TGF-beta and the endothelium during immune injury.

During immune injury, activation of endothelial cells by inflammatory cytokines stimulates leukocyte adhesion to the endothelium, turns the endothelium from an anticoagulant surface to one that is frankly procoagulant, and results in the release of vasoactive mediators and growth factors. Cytokine activation of endothelial cells also results in increased endothelial cell TGF-beta 1 synthesis and enhanced activation of latent TGF-beta, the latter involving a shift of plasmin production from the apical to subendothelial surface.

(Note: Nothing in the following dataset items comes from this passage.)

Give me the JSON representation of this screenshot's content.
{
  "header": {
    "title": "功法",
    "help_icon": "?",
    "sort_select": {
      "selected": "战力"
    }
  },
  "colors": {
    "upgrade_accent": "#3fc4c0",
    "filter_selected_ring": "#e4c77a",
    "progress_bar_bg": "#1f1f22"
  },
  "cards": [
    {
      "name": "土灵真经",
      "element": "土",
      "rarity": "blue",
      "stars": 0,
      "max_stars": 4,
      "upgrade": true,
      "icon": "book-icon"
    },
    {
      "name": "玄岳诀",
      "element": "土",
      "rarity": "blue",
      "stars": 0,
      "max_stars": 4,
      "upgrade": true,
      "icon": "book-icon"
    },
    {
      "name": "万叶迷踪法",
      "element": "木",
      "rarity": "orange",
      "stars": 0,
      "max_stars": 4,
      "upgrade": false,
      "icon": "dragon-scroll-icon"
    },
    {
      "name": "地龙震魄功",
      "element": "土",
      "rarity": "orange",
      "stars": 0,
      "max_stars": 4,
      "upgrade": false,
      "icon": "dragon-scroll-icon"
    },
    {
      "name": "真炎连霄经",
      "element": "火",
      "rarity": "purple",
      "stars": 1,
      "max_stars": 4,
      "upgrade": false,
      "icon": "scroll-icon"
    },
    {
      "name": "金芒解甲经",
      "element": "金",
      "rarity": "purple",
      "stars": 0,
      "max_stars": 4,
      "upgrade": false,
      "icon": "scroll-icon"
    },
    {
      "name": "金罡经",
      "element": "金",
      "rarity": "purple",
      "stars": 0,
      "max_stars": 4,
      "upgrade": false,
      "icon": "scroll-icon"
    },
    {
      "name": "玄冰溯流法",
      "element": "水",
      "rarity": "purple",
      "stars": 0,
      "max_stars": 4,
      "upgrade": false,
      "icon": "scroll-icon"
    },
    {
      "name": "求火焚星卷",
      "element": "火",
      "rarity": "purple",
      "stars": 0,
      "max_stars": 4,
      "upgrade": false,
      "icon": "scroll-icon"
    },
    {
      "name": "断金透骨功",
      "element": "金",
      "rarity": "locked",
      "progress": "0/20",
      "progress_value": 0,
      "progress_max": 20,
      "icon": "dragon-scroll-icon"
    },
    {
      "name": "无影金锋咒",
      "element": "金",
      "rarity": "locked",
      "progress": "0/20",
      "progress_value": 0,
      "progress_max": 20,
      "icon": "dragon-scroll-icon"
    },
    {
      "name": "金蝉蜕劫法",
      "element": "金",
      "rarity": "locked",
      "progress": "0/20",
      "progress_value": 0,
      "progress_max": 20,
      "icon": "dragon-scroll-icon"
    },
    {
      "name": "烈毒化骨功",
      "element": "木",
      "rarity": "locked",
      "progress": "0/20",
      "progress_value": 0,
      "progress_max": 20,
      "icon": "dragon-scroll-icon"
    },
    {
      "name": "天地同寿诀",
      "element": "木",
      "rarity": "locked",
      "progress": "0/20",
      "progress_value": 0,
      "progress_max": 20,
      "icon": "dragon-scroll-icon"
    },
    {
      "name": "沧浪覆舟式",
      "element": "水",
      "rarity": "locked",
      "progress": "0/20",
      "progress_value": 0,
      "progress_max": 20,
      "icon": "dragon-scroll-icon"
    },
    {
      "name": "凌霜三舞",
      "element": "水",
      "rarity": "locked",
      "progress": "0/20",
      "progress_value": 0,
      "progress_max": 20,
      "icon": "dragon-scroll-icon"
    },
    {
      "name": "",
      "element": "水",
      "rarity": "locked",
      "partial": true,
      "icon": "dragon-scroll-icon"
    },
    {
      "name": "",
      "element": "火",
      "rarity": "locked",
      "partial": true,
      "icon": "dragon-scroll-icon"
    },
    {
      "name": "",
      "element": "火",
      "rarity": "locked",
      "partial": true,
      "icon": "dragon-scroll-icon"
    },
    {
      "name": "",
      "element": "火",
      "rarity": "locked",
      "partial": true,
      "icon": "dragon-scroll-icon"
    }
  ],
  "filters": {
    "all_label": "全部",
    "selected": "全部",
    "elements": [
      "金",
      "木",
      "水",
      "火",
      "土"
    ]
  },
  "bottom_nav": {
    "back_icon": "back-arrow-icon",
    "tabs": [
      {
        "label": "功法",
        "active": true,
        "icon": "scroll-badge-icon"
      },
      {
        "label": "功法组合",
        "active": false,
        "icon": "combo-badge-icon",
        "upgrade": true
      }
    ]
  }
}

In cytokine-stimulated endothelial cells, TGF-beta hinders leukocyte adhesion and transmigration via inhibition of IL-8 and E-selectin expression. TGF-beta also profoundly diminishes cytokine-stimulated inducible nitric oxide synthase production and instead augments endothelial nitric oxide synthase expression. Thus, some of the TGF-beta actions on endothelium during immune activation can viewed as immunosuppressive. TGF-beta also influences mechanisms of vascular remodeling during the healing phase of immune injury. It stimulates PDGF-B synthesis by endothelial cells, causes bFGF release from subendothelial matrix, and promotes VEGF synthesis by non-endothelial cells. Together these mediators control angiogenesis, a critical component of the vascular repair phenomenon. Further, endothelial cell derived PDGF-B and bFGF influence the proliferation and migration of neighboring cells. Thus, endothelial cells and TGF-beta actions on the endothelium play important roles both during the initial phase of immune injury and during the later remodeling phase.